The Department of Trade and Industry (DTI) on Friday came out with the implementing rules that would guide job-generating industries seeking incentives under the 2012 Investment Priorities Plan (IPP).
The implementing rules and regulations (IRR) were approved on Sept. 4.
Among the IRR’s provisions were that incentives entitlements would be based on the project’s value-added contributions to the domestic economy, job generation, multiplier effect, and measured capacity.
“If national interest requires,” the BOI may deny registration of projects engaged in the export of a product. This includes industry inputs that are in short supply domestically.
To encourage countryside investments, the IRR will enable firms that locate in less developed areas to get more benefits, while those in congested urban centers will have limited incentives perks.

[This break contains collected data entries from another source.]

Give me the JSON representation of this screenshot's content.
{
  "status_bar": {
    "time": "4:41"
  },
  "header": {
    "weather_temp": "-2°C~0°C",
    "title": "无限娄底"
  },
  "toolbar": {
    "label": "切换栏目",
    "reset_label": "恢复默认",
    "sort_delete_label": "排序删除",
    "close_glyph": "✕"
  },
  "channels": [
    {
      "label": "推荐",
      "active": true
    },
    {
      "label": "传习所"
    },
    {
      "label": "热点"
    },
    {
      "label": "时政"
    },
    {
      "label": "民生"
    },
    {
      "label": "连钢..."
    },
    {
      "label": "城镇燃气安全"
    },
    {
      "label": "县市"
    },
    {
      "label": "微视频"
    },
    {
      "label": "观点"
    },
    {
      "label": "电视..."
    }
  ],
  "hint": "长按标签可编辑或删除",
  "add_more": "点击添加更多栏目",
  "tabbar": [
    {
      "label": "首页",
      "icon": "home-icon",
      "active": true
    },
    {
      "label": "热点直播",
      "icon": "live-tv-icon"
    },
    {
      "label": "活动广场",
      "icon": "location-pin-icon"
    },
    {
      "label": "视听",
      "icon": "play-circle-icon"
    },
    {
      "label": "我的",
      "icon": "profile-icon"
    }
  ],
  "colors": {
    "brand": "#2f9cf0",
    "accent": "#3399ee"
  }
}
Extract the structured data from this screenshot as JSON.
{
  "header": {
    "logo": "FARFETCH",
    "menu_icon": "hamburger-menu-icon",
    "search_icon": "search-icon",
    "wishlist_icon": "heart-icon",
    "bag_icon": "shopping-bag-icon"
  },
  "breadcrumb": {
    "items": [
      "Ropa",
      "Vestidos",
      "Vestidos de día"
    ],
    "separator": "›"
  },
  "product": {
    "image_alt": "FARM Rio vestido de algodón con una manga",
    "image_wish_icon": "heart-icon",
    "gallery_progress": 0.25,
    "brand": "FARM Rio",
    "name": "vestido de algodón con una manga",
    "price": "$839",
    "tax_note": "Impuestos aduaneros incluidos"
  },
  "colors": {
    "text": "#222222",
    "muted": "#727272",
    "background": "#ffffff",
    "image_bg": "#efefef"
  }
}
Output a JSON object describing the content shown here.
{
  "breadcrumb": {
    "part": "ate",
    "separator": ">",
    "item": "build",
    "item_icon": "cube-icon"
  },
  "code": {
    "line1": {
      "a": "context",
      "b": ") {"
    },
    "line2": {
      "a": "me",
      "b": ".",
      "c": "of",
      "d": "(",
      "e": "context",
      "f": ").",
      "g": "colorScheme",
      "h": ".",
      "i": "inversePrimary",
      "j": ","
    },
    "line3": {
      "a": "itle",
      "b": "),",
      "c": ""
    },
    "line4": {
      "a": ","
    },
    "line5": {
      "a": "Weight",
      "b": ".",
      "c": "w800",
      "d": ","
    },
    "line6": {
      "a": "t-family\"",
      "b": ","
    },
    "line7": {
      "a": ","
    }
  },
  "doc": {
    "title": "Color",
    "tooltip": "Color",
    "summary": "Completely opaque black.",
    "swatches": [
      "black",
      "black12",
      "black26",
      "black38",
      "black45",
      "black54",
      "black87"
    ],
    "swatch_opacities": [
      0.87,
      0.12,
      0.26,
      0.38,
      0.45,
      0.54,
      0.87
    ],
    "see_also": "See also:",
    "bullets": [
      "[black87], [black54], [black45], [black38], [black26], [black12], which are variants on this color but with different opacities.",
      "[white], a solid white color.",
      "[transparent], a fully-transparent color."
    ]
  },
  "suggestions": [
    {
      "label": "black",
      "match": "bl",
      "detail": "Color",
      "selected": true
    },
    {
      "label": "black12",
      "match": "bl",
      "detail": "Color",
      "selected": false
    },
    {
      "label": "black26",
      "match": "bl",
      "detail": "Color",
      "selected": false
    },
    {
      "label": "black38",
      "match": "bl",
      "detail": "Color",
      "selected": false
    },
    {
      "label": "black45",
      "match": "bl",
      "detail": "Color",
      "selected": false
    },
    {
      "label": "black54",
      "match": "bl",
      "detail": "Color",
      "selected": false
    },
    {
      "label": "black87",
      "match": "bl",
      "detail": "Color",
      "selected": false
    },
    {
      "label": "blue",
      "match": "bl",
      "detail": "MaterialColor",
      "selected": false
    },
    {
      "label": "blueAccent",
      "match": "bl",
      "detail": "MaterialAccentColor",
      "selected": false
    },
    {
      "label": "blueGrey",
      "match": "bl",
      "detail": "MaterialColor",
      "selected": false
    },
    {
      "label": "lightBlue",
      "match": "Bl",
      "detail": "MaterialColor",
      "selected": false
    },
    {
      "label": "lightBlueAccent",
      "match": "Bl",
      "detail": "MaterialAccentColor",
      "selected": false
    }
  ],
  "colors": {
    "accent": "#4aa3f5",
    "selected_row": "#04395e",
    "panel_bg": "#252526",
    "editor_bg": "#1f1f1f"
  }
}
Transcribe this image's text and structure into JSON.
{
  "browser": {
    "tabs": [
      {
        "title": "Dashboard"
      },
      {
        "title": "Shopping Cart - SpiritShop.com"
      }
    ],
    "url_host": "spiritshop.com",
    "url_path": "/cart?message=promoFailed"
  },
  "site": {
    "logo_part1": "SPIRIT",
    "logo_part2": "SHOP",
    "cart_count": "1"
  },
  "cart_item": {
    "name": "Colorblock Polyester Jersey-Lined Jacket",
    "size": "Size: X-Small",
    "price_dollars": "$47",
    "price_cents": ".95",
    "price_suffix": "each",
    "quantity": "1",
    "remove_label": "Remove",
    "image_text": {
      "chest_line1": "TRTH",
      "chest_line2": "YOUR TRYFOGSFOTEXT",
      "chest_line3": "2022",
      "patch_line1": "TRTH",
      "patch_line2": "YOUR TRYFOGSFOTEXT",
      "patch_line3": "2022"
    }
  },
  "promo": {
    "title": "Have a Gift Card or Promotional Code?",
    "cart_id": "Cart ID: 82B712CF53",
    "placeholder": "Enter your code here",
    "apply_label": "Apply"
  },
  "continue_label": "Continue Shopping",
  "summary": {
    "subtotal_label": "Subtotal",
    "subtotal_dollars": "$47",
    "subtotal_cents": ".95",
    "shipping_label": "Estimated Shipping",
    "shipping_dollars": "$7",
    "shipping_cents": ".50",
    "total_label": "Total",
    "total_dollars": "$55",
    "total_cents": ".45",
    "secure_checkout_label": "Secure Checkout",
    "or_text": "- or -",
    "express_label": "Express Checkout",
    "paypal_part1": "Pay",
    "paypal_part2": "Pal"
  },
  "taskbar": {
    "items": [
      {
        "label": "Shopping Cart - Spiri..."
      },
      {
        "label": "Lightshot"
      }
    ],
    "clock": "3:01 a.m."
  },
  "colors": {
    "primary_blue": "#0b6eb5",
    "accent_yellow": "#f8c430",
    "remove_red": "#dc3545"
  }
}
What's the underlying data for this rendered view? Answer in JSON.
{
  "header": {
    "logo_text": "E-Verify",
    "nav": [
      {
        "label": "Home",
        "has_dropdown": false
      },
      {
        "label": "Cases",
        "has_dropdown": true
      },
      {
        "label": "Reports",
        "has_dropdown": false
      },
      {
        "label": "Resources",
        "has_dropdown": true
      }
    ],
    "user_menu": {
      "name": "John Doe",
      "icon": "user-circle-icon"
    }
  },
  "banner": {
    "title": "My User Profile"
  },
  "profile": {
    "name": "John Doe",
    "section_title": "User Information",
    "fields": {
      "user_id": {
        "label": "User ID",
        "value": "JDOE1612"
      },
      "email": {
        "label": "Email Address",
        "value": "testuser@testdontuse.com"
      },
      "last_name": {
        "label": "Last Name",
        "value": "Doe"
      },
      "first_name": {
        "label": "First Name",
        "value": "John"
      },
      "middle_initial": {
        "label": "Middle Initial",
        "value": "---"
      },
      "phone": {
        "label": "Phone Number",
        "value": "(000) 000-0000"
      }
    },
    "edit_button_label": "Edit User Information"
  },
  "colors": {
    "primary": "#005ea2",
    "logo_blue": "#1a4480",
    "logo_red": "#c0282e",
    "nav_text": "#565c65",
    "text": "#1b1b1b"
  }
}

“Projects in any of the less developed areas shall be entitled to pioneer incentives and additional deduction from taxable income equivalent to 100 percent of expenses incurred in the development of necessary and major infrastructure facilities unless otherwise specified in specific guidelines,” the IRR said.
According to the guidelines, unless projects are engaged in service-type activities or expanding export-oriented projects, “the locational restriction applies to the National Capital Region wherein projects may not be entitled to ITH.”
Trade Secretary Gregory Domingo said the rules would take effect 15 days from publication.
The 2012 IPP lists the priority sectors that are eligible for incentives. These include agriculture/agribusiness and fishery; shipbuilding; mass housing; iron and steel; and energy.